No. Só nos EUA, que têm o maior preço de remédios do mundo. Como no hay regulación, y es más solto, en medios de remedios son 200% más caros que en otros países. El Brasil cuenta con la CMED (Cámara de Regulación del Mercado de Medicamentos), que coloca un valor máximo de medicamentos. Mas ella estipula ese precio con base en un medio de otros países. E um dos países é os EUA.
¿Cómo resolver esa situación?
Acho que temos que fortalecer como instituciones. Também tem que ter denuncias, mais material humano, mayor inversión do Estado y discusión constante com a CMED para cuestionar se temos que manter os EUA como punto de referencia. Porque, no fim, ¿quem vai pagar mais caro pelo remédio? Tem um impacto na sociedade ou no SUS. No propio Estado.
¿Cuáles son los casos más emblemáticos mapeados?

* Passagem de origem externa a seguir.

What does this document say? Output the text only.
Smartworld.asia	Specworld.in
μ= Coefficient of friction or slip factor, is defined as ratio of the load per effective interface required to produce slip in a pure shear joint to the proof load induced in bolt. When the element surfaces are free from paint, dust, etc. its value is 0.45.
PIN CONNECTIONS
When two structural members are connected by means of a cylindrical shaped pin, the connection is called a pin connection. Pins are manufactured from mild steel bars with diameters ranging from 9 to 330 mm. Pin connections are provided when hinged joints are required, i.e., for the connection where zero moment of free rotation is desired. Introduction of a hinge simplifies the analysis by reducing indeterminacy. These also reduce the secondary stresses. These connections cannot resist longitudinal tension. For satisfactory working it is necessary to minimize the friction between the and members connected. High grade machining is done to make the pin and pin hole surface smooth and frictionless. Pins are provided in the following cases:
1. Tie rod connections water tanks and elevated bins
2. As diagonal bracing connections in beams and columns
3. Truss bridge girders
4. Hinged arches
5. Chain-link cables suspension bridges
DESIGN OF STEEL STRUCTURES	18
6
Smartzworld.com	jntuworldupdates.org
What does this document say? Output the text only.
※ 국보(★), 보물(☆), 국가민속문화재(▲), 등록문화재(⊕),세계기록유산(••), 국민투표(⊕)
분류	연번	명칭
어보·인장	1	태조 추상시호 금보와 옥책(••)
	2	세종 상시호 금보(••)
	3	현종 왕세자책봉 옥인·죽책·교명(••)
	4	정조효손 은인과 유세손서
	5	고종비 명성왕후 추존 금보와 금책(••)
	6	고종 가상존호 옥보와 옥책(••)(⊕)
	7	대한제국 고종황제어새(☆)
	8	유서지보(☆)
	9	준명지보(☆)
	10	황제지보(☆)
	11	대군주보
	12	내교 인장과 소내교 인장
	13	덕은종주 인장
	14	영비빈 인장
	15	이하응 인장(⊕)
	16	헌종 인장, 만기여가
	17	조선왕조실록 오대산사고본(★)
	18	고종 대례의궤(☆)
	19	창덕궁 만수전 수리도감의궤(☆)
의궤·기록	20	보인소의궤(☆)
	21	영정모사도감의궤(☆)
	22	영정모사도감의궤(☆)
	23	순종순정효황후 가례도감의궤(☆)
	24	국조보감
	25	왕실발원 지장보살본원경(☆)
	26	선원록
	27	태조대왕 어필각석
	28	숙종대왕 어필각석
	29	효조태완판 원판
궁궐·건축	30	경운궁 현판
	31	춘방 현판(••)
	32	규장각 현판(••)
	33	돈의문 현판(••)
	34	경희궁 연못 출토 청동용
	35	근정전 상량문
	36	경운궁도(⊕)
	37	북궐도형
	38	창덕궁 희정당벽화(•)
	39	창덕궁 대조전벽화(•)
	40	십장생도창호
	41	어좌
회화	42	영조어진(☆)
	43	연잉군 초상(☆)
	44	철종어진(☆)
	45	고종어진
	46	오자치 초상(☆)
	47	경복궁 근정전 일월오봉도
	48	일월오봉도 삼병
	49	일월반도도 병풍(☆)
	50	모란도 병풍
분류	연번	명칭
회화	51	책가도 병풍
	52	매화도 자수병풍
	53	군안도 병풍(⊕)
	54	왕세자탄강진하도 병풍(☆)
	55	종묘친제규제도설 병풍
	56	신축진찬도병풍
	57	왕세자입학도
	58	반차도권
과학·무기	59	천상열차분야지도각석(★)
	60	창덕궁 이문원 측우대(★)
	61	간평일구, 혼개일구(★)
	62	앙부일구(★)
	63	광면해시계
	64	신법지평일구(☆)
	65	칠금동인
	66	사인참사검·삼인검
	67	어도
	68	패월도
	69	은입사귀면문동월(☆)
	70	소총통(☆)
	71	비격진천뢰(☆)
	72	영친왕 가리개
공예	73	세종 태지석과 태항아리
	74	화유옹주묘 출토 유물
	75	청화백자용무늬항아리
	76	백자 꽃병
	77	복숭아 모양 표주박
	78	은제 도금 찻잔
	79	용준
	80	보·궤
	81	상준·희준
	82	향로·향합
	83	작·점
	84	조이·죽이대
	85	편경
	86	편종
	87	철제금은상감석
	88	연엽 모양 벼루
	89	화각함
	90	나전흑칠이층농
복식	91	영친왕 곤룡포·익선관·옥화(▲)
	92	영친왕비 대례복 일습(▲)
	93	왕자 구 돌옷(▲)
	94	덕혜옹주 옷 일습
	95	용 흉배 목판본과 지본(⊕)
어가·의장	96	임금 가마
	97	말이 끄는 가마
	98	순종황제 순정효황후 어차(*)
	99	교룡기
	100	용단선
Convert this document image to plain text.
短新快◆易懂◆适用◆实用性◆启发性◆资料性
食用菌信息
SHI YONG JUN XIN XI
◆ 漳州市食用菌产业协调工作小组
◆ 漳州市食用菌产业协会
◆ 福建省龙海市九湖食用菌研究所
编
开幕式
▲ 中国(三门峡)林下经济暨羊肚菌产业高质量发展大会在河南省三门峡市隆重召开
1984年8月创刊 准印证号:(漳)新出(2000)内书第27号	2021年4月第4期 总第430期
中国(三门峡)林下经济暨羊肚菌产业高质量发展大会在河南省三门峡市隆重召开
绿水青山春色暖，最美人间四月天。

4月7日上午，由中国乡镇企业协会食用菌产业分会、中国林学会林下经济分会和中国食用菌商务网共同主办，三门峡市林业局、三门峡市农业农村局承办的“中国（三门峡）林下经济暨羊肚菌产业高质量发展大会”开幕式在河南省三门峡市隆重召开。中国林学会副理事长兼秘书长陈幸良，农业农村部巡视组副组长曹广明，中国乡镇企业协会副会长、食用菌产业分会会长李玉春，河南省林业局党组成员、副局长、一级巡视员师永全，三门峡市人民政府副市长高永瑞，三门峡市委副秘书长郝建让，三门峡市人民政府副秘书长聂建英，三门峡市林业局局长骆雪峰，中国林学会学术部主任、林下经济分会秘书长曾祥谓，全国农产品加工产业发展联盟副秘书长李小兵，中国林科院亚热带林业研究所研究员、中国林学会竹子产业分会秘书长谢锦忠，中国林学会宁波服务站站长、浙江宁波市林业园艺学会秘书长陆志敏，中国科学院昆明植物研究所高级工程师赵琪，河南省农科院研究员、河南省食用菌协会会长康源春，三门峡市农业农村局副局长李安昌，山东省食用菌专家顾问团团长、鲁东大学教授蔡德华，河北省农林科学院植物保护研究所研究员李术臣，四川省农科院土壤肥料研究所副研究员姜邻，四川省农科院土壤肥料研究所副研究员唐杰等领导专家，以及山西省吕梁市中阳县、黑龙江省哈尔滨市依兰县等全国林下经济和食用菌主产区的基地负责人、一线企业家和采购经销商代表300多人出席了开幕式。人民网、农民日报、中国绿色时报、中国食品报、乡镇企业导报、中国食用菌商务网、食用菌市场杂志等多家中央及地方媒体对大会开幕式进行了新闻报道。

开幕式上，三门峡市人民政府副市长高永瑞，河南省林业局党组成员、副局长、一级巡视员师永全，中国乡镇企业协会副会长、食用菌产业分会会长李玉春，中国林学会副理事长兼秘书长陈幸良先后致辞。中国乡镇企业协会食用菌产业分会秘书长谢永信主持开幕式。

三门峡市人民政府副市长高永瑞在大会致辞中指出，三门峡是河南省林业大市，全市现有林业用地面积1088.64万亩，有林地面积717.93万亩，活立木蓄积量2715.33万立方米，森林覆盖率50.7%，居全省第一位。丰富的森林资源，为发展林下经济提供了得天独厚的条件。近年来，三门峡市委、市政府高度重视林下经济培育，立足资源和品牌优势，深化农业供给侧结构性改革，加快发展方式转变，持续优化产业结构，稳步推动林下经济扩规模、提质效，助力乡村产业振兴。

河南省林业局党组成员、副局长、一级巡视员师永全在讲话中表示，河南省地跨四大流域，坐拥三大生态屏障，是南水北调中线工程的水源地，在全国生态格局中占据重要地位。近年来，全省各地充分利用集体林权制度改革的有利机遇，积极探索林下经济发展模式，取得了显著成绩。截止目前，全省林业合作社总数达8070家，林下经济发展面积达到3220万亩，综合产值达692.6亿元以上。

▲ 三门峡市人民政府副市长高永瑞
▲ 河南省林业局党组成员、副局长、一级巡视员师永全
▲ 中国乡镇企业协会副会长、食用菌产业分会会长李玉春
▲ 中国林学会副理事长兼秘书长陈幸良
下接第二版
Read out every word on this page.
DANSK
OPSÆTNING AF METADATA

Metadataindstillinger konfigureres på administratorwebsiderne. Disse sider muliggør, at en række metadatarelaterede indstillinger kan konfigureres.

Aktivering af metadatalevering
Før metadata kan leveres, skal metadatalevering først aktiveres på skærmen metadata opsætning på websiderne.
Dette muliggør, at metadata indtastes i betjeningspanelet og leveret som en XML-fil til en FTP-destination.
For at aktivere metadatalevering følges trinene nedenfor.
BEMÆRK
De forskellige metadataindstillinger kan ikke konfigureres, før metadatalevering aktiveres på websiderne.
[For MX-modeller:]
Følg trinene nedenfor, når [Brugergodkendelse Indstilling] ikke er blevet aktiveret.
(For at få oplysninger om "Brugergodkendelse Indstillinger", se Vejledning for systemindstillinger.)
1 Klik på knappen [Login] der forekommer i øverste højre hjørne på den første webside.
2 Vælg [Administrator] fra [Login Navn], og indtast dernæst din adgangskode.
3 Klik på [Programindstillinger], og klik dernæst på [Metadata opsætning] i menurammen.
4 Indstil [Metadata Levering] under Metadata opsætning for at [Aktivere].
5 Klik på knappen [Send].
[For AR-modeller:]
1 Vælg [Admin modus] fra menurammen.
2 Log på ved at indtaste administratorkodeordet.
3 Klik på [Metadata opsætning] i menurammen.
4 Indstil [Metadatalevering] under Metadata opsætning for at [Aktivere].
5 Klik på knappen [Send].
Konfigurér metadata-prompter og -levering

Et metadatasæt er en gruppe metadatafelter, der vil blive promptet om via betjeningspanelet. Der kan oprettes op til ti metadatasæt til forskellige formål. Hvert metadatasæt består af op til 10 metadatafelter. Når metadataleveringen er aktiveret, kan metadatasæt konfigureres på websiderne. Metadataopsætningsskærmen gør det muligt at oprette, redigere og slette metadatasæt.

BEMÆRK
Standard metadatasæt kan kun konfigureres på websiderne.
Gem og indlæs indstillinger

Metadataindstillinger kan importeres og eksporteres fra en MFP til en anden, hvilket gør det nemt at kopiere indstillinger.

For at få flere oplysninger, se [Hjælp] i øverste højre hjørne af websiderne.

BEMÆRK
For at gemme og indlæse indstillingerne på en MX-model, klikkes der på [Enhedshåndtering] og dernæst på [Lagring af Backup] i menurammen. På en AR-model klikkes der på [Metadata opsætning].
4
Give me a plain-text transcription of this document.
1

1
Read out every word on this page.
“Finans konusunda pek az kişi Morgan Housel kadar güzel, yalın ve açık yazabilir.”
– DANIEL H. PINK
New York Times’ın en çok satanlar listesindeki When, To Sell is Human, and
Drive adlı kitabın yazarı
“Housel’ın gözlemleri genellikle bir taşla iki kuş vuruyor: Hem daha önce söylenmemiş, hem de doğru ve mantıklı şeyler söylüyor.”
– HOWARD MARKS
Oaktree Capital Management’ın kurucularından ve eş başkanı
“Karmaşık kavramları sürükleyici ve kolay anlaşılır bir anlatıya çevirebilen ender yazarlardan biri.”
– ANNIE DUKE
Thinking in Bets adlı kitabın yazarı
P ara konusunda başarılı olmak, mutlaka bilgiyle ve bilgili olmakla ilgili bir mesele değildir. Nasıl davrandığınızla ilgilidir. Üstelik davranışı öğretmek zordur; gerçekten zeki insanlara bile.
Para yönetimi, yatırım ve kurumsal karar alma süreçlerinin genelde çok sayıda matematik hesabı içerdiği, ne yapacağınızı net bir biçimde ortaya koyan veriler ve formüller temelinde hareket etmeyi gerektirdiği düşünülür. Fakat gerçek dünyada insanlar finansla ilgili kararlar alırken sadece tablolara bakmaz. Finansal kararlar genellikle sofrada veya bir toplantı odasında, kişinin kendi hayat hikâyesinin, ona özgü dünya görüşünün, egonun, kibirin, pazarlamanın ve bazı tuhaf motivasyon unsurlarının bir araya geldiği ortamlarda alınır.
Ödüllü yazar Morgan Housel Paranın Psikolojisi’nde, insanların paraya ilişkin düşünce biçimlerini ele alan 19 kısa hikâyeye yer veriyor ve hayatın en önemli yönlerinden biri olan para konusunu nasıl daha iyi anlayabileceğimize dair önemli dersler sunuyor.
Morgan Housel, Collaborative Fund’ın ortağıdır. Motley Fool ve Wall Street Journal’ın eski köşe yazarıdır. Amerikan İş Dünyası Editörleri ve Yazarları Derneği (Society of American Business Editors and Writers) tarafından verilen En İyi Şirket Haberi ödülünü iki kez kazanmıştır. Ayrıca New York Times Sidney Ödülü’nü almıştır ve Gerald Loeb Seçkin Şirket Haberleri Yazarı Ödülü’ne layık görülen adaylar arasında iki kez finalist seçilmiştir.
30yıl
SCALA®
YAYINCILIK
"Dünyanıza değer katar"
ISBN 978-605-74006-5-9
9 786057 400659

En África del Sur hay un caso de remedios para el VIH (de GSK y de Boehringer Ingelheim) que se vendieron con precio a cuatro veces mayor que deveria ser cobrado. Como consecuencia, metade da população com a doença não teve acesso ao remédio. Además del caso de la União Europeia da Aspen (Pharmacare), cujos remédios, em média, excederam seus custos em quase 300%. Nesse caso nem havia patente envolvida. El argumento era de que as empresas tinham cobraban para recuperar o inversión feito para rastrear o medicamento ao país (Italia).
¿E no Brasil?
Tem um que está para ser julgado agora, de um medicamento chamado escopolamina (usado para aliviar los espasmos del tratamiento gastrointestinal, urinario y respiratorio). E foi um cartel internacional, com definição de cotas de produção e vendas para restringir la cantidad de remedio disponible en el mercado.
RAIO-X
Luis Augusto Hoffmann, 44 años
1981, São Paulo
Bacharel em Direito pela Universidade Mackenzie, con especialización en direito tributário pela PUC-SP y doutorado em direito civil pela USP y pela Università di Camerino (Italia). É socio-fundador del escritor Almeida Prado y Hoffmann. Atuou como director jurídico de Fiesp, juez del Tribunal de Impostos e Taxas de São Paulo y consejero del Cade, de 2019 a 2023.